NOTA BENEL'histoire, j'ai oublié de l'indiquer, se déroule au début du cinquième tome, que j'ai donc revisité. Sirius est encore en vie, et les réunions de l'ordre sont toujours dans la demeure des Black.


II - Pouvons-nous étouffer le vieux, le long Remords, Qui vit, s'agite et se tortille ? (PLAYIST : A Dark Knight - Hans Zimmer & James Newton Howard - The Dark Knight Soundtrack)


« - Je n'y croyais plus. Dumbledore nous avait dit…mais…sincèrement je pensais…

- Tu n'arrives même plus à parler. », dit Siejena avec la même intonation que Remus quand il lui intime de se calmer. Elle a posé sa cape sur le dossier de sa chaise, une tasse de thé fumante à côté d'elle avec des petits gâteaux mais elle n'y touche pas. Pas qu'elle n'aime pas ça, mais elle est de nature peu gourmande, surtout lorsqu'elle est préoccupée. Une petite foule est attelée autour de la table, le feu crépite encore fortement, Dumbledore est parti, Molly fait la vaisselle. Severus est hors de vue, introuvable depuis qu'on n'a invité à s'asseoir la nouvelle, et quand dans cette marée humaine, elle l'a perdu de vue. Les invités avaient tous prit place à leur manière dans leur confort. Suspendus aux lèvres des deux derniers Maraudeurs et de la nouvelle. Les présentations ont été faites en bonne et dû forme et très vite, le trio infernal composé d'Hermione Granger, Harry Potter et Ron Weasley ont conclu qu'elle ressemble indubitablement à un certain professeur de Potions.
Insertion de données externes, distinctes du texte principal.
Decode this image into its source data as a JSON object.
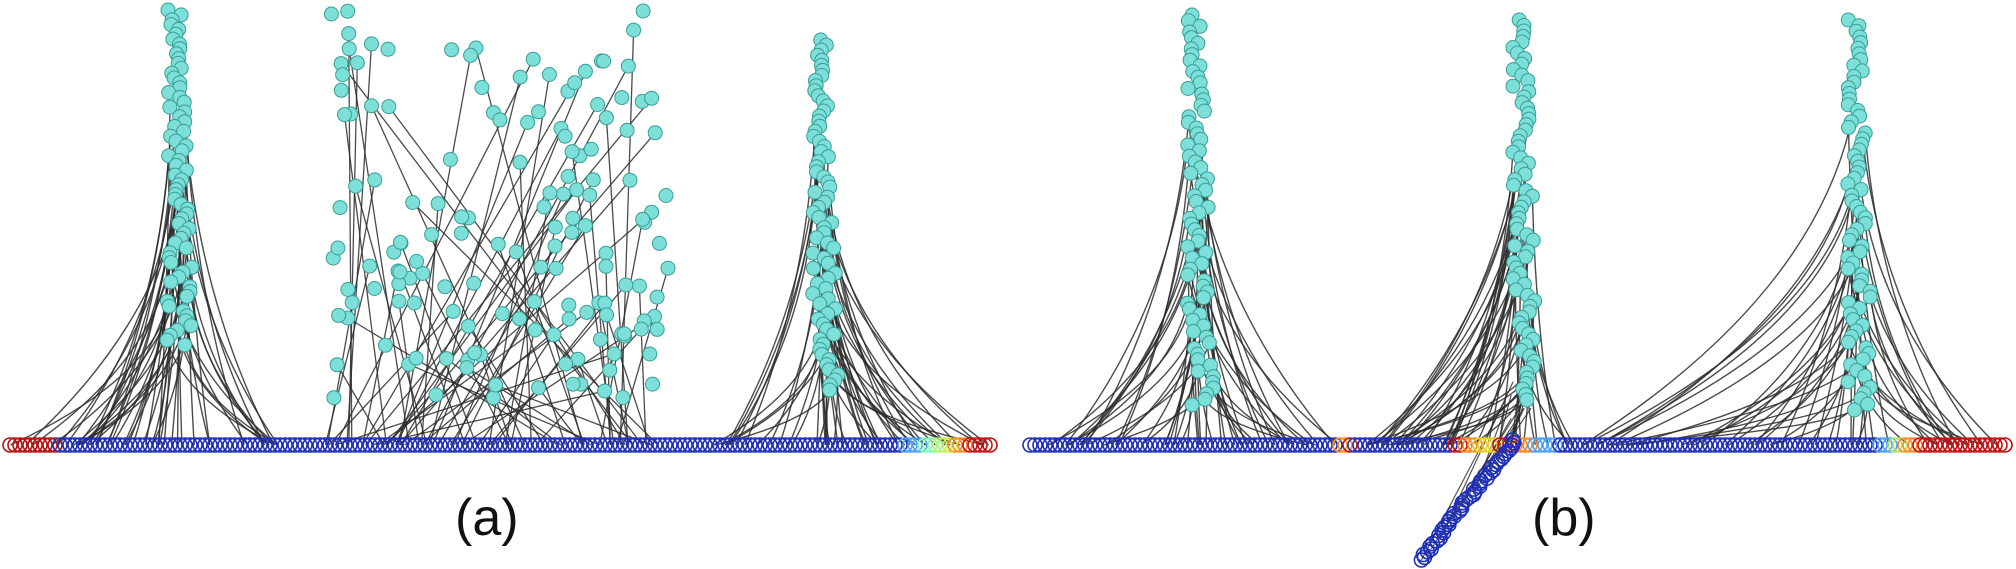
{
  "figure": {
    "panels": [
      {
        "id": "a",
        "label": "(a)",
        "clusters": [
          {
            "kind": "spine",
            "center": 175,
            "range": [
              10,
              345
            ],
            "leaf_span": [
              10,
              300
            ],
            "gradient": [
              [
                10,
                "#b80f0f"
              ],
              [
                55,
                "#b80f0f"
              ],
              [
                60,
                "#1e2fb8"
              ],
              [
                300,
                "#1e2fb8"
              ]
            ]
          },
          {
            "kind": "scatter",
            "region_x": [
              330,
              670
            ],
            "range": [
              10,
              440
            ],
            "leaf_span": [
              320,
              660
            ],
            "gradient": [
              [
                320,
                "#1e2fb8"
              ],
              [
                650,
                "#1e2fb8"
              ]
            ]
          },
          {
            "kind": "spine",
            "center": 820,
            "range": [
              40,
              390
            ],
            "leaf_span": [
              700,
              990
            ],
            "gradient": [
              [
                660,
                "#1e2fb8"
              ],
              [
                880,
                "#1e2fb8"
              ],
              [
                905,
                "#4aa0ff"
              ],
              [
                925,
                "#7dffb0"
              ],
              [
                940,
                "#c8f050"
              ],
              [
                955,
                "#ff8a1e"
              ],
              [
                970,
                "#c81010"
              ],
              [
                990,
                "#b80f0f"
              ]
            ]
          }
        ]
      },
      {
        "id": "b",
        "label": "(b)",
        "clusters": [
          {
            "kind": "spine",
            "center": 1195,
            "range": [
              15,
              405
            ],
            "leaf_span": [
              1030,
              1340
            ],
            "gradient": [
              [
                1030,
                "#1e2fb8"
              ],
              [
                1330,
                "#1e2fb8"
              ],
              [
                1340,
                "#ff8a1e"
              ],
              [
                1350,
                "#c81010"
              ]
            ]
          },
          {
            "kind": "spine",
            "center": 1520,
            "range": [
              20,
              400
            ],
            "leaf_span": [
              1365,
              1580
            ],
            "gradient": [
              [
                1355,
                "#1e2fb8"
              ],
              [
                1440,
                "#1e2fb8"
              ],
              [
                1455,
                "#c81010"
              ],
              [
                1465,
                "#ff8a1e"
              ],
              [
                1480,
                "#e8d020"
              ],
              [
                1500,
                "#c81010"
              ],
              [
                1515,
                "#ff8a1e"
              ],
              [
                1535,
                "#4aa0ff"
              ],
              [
                1560,
                "#1e2fb8"
              ]
            ]
          },
          {
            "kind": "spine",
            "center": 1855,
            "range": [
              20,
              410
            ],
            "leaf_span": [
              1580,
              2005
            ],
            "gradient": [
              [
                1580,
                "#1e2fb8"
              ],
              [
                1870,
                "#1e2fb8"
              ],
              [
                1880,
                "#4aa0ff"
              ],
              [
                1895,
                "#b0e860"
              ],
              [
                1905,
                "#ff8a1e"
              ],
              [
                1920,
                "#c81010"
              ],
              [
                2005,
                "#b80f0f"
              ]
            ]
          }
        ],
        "branch": {
          "from": [
            1515,
            440
          ],
          "to": [
            1420,
            560
          ]
        }
      }
    ],
    "leaf_rows": [
      [
        10,
        990
      ],
      [
        1030,
        2005
      ]
    ],
    "leaf_y": 445,
    "colors": {
      "cluster_node_fill": "#7ce0d8",
      "cluster_node_stroke": "#3a9e98",
      "edge": "#2b2b2b",
      "leaf_blue": "#1e2fb8"
    }
  }
}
« - Tu n'as que ça à dire ? J'aurais pensé que tu serais plus…bavard. Comme avant quoi, ajoute Siejena arrachant quelques sourires aux troupes.

- Beaucoup de choses ont changé, intervient Remus, son air toujours aussi calme sur le visage.

- Oui je sais…malheureusement, pas que en bien.

- Il paraîtrait que malgré que tu ne nous aies pas offert ta présence pendant vingt ans tu as rendu certains de services à la communauté des sorciers. »

Le silence se fait après les déclarations de Lupin. La jeune femme rassemble ses idées pour les exposer rapidement et clairement.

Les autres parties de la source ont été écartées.